ロシアは20日、国家勲章の授章式を開き、9月に一方的に併合を宣言したウクライナ東・南部4州の親露派勢力トップ4人にプーチン露大統領が勲章を授与した。4州では奪還を目指すウクライナ軍との戦闘が続く中、ロシアは勲章授与で親露派の忠誠心を高めるとともに、4州のロシアへの「帰属変更」を既成事実化する思惑だとみられる。
勲章を授与されたのは、東部ドネツク州のプシリン「首長代行」▽同ルガンスク州のパセチニク「首長代行」▽南部ヘルソン州のサリド「知事代行」▽同ザポロジエ州のバリツキー「知事代行」-ら。ウクライナ侵略で戦果を上げたとする軍人らにも授与された。
プーチン氏は授章式で「ロシアは歴史的に何度も試練に直面してきたが、現在も挑戦を受けている」と侵略を正当化した上で、「前線にいる兵士や将校らは勇気と自己犠牲の模範を示している」と主張した。

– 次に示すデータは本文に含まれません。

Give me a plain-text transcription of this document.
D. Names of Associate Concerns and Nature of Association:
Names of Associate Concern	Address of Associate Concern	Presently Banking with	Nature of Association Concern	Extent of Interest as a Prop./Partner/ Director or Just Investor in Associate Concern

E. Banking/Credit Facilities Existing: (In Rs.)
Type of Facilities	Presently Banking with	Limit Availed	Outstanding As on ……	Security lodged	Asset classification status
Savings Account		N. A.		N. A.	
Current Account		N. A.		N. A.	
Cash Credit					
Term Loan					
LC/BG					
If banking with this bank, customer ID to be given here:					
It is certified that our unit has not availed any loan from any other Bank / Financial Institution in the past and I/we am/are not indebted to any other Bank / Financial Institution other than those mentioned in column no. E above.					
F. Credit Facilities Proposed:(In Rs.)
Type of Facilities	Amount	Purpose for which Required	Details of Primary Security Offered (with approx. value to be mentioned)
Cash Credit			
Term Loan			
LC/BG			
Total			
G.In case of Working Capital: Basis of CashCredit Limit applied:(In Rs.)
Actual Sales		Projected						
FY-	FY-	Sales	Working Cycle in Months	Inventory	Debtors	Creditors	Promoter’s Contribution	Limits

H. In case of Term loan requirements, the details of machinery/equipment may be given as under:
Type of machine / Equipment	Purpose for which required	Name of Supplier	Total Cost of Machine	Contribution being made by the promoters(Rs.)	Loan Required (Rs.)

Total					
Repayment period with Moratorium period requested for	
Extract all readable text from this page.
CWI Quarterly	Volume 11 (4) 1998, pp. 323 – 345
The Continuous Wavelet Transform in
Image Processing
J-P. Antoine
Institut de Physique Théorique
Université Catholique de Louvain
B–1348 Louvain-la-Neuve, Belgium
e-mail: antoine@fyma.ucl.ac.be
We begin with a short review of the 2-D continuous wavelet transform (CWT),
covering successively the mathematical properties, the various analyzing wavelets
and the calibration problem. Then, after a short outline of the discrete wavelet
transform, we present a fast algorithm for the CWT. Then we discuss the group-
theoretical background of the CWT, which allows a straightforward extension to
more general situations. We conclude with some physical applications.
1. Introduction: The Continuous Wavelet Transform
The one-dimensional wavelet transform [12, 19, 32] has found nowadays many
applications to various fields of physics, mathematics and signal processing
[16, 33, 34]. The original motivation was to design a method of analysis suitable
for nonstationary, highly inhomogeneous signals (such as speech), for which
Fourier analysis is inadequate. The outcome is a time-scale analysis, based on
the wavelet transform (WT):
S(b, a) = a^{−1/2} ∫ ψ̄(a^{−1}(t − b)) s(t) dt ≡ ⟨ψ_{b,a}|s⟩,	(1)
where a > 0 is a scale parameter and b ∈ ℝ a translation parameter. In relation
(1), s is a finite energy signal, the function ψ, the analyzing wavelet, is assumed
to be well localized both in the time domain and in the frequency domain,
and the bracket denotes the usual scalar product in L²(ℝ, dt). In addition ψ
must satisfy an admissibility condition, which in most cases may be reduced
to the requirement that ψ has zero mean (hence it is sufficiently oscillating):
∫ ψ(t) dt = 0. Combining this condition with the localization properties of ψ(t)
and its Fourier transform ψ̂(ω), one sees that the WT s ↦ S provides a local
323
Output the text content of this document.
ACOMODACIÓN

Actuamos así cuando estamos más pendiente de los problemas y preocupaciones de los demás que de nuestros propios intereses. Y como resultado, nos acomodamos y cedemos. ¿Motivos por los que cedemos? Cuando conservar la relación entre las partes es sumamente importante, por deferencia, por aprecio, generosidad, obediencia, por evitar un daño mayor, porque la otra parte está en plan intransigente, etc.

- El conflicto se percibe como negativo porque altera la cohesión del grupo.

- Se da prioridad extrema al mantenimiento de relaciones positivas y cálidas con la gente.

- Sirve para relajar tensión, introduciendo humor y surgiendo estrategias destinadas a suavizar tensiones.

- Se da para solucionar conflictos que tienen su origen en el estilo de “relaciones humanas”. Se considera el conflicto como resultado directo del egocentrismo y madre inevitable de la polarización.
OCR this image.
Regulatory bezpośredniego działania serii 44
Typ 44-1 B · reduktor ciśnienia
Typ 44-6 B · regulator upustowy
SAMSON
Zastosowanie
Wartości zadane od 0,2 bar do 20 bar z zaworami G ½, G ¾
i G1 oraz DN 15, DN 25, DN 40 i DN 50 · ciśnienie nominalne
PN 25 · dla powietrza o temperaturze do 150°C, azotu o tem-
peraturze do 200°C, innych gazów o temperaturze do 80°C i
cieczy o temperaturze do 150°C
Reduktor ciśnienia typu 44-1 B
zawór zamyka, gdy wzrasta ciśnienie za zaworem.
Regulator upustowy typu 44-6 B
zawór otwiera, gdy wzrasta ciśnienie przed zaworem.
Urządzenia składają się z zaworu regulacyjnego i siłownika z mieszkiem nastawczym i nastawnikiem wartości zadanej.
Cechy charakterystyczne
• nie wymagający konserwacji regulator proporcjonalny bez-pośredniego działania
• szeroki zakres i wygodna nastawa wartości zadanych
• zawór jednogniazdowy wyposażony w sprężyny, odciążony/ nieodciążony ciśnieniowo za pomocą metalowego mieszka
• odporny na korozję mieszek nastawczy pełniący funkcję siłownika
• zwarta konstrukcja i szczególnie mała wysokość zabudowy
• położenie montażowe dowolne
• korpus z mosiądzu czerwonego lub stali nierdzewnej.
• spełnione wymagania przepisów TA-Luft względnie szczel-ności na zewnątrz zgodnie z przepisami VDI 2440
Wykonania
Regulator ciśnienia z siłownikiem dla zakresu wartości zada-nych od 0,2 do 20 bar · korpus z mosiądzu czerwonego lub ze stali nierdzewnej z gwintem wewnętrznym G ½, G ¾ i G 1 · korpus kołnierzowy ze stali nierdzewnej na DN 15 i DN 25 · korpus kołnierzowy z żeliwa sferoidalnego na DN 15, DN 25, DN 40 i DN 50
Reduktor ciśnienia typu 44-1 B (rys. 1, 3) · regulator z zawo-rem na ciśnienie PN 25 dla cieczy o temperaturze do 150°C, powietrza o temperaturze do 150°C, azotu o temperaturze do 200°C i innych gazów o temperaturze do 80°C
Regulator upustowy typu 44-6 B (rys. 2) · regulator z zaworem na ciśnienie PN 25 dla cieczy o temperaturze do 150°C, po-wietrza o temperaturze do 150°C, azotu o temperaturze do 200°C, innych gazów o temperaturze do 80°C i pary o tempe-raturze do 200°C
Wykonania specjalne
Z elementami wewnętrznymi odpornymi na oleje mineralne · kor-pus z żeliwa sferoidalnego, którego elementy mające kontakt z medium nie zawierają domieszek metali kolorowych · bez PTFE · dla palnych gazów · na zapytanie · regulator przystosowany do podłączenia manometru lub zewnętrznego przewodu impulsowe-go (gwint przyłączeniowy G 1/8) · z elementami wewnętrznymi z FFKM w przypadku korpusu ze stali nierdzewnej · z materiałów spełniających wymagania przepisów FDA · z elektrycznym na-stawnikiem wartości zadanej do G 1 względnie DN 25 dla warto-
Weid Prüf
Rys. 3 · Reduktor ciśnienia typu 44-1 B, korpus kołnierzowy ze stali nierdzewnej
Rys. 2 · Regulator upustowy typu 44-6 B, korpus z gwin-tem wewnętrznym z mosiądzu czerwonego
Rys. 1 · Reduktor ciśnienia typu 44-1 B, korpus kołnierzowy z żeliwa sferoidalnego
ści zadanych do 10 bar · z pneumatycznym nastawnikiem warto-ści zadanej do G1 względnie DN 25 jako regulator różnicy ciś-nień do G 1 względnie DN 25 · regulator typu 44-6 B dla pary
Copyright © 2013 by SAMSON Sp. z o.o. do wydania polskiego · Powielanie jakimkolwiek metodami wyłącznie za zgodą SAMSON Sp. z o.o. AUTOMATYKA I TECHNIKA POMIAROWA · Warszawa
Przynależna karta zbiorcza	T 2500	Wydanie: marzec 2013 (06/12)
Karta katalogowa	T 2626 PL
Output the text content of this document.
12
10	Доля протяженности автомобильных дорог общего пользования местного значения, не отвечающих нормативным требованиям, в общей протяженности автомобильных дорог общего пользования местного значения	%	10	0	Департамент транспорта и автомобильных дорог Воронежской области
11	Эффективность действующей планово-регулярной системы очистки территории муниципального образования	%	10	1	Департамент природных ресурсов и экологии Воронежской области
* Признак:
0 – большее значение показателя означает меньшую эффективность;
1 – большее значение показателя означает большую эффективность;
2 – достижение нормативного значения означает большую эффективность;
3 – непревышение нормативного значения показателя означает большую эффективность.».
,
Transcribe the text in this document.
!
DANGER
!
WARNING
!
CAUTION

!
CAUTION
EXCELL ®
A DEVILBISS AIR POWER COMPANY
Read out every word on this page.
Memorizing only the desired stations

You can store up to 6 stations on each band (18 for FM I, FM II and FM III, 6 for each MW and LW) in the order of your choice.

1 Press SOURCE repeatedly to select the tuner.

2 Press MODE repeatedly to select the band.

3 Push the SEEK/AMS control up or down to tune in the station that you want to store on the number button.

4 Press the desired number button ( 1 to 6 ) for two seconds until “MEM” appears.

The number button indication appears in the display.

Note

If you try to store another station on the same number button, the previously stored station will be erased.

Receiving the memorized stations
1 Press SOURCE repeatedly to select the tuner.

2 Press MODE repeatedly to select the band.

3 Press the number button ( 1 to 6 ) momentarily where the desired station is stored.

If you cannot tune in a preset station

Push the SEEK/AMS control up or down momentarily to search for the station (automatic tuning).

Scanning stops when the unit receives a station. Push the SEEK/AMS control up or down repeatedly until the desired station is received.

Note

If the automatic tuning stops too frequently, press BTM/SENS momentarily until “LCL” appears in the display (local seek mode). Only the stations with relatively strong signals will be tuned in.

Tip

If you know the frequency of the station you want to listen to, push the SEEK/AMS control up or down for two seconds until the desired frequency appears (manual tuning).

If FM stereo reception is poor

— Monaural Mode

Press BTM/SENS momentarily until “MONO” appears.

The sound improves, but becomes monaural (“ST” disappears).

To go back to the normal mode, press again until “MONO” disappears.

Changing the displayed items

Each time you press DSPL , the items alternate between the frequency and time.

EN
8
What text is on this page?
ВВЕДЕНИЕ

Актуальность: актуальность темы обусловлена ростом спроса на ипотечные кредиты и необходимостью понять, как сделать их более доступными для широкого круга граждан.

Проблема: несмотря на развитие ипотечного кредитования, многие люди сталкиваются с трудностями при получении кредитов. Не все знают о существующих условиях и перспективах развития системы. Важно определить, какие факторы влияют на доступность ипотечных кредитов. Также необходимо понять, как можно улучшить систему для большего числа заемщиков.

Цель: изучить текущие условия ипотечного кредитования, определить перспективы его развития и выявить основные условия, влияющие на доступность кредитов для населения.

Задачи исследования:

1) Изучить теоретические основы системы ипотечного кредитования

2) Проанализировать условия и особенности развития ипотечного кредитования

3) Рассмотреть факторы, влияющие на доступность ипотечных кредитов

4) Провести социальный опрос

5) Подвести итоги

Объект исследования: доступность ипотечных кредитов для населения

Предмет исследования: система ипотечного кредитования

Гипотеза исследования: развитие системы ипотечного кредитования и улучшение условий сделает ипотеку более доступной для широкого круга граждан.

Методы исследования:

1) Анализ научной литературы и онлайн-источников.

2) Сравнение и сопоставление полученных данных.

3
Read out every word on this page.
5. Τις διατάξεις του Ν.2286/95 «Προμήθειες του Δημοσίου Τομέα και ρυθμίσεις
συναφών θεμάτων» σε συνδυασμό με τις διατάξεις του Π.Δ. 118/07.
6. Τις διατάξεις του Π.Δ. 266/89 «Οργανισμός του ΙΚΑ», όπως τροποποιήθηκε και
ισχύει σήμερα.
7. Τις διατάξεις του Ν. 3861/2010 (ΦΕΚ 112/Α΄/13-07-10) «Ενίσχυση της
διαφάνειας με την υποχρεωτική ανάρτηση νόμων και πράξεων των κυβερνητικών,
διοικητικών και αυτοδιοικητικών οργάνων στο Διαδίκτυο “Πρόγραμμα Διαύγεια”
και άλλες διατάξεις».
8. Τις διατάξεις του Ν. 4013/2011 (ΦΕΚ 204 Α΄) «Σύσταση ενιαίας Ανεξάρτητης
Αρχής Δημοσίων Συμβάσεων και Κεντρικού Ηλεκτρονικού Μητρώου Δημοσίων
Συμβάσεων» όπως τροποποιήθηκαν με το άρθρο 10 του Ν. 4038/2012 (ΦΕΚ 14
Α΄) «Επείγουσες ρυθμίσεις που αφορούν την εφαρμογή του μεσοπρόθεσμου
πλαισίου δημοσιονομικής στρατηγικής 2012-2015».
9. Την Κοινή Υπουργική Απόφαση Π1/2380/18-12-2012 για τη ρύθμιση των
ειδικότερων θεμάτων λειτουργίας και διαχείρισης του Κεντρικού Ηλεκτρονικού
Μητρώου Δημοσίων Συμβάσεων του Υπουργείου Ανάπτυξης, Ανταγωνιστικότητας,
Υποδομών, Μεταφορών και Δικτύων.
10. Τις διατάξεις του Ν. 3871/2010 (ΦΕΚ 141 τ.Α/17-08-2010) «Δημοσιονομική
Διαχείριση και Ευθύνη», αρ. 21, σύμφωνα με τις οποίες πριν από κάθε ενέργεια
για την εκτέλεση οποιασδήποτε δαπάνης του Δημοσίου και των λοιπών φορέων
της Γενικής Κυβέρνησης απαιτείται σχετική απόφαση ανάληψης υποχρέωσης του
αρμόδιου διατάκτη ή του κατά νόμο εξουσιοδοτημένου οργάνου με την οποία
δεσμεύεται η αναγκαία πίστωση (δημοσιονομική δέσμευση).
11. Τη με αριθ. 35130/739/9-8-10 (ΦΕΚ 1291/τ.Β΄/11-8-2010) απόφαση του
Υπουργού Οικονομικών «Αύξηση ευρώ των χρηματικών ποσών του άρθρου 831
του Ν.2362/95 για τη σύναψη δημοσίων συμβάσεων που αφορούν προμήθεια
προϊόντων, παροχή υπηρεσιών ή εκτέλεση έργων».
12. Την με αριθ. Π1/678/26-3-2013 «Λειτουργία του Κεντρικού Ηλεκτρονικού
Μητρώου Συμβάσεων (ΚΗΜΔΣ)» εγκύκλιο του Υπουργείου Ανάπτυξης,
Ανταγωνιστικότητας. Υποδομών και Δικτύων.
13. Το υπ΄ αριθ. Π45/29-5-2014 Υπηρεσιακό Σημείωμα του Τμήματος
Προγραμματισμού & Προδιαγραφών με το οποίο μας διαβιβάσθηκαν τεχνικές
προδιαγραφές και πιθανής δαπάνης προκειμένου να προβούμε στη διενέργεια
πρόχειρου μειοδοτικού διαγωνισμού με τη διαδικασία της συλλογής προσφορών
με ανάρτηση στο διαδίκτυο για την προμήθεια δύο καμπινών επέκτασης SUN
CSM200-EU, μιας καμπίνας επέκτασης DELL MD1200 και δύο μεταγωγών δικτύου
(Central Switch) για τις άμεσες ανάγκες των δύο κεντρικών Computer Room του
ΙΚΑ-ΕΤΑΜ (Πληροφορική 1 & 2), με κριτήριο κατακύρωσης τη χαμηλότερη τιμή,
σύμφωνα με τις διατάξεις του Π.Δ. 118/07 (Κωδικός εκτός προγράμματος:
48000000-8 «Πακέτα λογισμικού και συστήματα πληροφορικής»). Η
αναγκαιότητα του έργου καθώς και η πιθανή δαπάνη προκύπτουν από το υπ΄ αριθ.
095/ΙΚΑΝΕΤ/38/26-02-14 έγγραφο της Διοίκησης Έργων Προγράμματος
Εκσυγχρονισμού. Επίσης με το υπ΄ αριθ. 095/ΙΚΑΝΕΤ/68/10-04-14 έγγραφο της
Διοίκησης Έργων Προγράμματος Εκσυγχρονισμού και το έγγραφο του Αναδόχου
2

一方、ウクライナのゼレンスキー大統領は20日のビデオ声明で、最激戦地であるドネツク州の要衝バフムトを訪問して兵士らに国家勲章を授けたと表明。「ロシアの攻撃の後に残るのは何か。焼け野原と生活の破壊だ。ウクライナ兵はそれを止めるために戦っている」と強調し、国際社会に支援の継続を求めた。
バフムトは同州の中心都市クラマトルスクへの進出ルート上にあり、同州全域の制圧を目指す露軍と、防衛するウクライナ軍の間で過去数カ月間にわたり激戦が続いている。